Entrance to the Hualien National Park, Taiwan in 2003. Digitised from film.
Hualien National Park entrance in 2003. Digitised from film. Hualien Taiwan.

Shallow earthquakes waves usually don’t travel very far. Deeper earthquakes can have a wider area of impact. An earthquake is a sudden shift in the ground columns, but is transmitted through the earth in a similar way to waves in a pond.

Most small earthquakes are releasing stress. It’s better for us when this happens. Otherwise, a build-up of pressure will eventually lead to very large and sudden movements that can be devastating to humans. The Tibetan earthquake in 2015 is an example of this.

If an earthquake happens at sea it can still be felt on land. However, if it’s stronger than 7 magnitude on the Japanese scale of measurement, then a tsunami is likely. A tsunami of about 50cm is strong enough to knock a human over, which often results in being caught up in debris, consequently serious injuries and death. This is why Japan has concreted seawalls over most of their coastline.

A low amplitude earthquake (long times between earthquake waves) tend to cause taller buildings to sway more, and be felt by people on the street as if they’re suddenly feeling a bit woozy. Low amplitude earthquake waves tend to travel further. High amplitude earthquakes (short times between wave peaks) tend to shake shorter buildings and feels more violent to anyone standing on the street. High amplitude earthquake waves then to dissipate quickly.

Slow-shutter photography of a taxi and Nagoya Towers in Japan.
Slow-shutter photograph of a taxi and Nagoya Towers in 2018. Nagoya Japan.

Some people can hear earthquakes. There are two earthquake waves, the alpha and the beta. Animals, and some humans can hear alpha waves, when are usually a seconds to tens of seconds ahead of the beta waves that we feel. For people who can hear the alpha waves, there are two types, those who can consciously hear the alpha wave, and those who don’t consciously hear it, but report that they “know” an earthquake is about to happen. Alpha wave sounds are so low, that they are below the normal hearing range of most people.

What do you do during an earthquake? The standard recommendation is to flee the building. If you don’t have time, hide in the doorway, where there is less risk of things like bookcases, shattered window glass, the ceiling, and other things falling on you. If you’re in the CBD, keep well clear of buildings, as exterior windows can break loose and fall. There can be a lot of shattered class falling.

Mobile phone networks in Japan and Taiwan have earthquake backup systems. If the tower is shaken too much, or the power cuts out, the computer will restart, and has it’s own battery that can support communications for hours. Does Australian telcos have such a system? I don’t know.

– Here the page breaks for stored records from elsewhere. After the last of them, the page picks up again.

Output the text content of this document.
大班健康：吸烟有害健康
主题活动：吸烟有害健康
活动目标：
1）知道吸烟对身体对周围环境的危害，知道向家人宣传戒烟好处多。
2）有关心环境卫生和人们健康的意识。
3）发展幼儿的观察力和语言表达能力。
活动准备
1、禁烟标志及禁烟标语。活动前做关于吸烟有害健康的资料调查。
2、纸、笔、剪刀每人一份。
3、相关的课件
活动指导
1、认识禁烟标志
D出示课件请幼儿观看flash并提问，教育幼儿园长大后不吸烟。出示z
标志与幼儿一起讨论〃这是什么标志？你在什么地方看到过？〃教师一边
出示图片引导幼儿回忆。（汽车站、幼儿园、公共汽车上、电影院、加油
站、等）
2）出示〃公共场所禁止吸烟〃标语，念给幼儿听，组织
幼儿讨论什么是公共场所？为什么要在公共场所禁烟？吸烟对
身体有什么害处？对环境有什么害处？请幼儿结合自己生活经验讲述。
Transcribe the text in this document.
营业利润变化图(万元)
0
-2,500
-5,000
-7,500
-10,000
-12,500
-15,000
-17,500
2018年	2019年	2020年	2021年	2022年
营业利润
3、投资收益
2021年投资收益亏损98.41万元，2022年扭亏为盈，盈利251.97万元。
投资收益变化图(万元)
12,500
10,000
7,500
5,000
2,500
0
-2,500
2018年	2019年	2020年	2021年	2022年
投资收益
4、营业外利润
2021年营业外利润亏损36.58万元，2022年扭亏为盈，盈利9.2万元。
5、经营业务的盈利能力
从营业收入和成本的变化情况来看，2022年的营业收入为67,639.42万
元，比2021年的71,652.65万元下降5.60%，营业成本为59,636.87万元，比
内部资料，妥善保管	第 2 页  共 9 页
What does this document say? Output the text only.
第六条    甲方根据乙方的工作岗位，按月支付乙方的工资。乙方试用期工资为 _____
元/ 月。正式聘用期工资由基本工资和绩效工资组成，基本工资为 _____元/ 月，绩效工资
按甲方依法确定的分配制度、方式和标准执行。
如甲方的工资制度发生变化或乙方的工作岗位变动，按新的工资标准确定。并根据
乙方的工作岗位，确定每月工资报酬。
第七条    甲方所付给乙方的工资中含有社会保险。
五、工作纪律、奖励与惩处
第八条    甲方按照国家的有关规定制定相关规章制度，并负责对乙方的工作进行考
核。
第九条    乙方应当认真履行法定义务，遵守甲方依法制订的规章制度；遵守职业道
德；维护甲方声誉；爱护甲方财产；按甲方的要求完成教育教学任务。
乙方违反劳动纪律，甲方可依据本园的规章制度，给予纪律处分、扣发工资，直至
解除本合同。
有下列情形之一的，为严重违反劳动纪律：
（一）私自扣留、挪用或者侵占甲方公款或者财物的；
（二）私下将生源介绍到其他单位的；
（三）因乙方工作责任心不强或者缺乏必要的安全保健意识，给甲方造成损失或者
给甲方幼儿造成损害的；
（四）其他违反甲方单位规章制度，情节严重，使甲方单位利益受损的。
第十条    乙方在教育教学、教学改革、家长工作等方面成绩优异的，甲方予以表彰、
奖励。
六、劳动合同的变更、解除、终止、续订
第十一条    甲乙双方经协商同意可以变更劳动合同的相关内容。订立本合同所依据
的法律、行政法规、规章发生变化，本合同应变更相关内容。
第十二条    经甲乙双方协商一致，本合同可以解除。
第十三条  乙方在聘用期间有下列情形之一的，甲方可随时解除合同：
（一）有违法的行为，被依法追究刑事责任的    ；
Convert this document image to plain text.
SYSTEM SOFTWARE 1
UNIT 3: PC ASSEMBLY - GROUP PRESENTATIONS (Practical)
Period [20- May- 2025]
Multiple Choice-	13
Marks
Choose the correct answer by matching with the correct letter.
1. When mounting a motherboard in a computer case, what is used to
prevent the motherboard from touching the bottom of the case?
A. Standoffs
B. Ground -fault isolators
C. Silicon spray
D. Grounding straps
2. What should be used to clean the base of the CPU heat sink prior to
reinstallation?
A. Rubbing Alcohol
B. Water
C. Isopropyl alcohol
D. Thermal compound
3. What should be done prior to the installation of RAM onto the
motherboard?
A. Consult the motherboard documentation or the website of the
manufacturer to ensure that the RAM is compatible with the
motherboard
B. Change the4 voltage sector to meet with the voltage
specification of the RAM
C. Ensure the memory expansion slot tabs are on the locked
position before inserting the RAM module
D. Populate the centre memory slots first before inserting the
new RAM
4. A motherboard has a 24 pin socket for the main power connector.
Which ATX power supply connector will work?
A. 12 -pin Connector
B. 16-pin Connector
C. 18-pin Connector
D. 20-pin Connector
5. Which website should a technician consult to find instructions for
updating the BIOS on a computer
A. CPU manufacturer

The Melbourne earthquake appears to be releasing stresses, which is different to aftershocks. An aftershock is the continued release of pressure after a major seismic event. Aftershocks can echo for days, weeks, months, sometimes hundreds of years after an event. There can be pre-shocks. Before Japan’s 11th March 2011 earthquake, there were a series of earthquakes of increasing intensity in the three days before.

Finally, yes. I was there in Japan on the 11th March 2011 at 2.44pm on the Friday afternoon. I experienced it all and saw live footage of the tsunami sweeping in over people.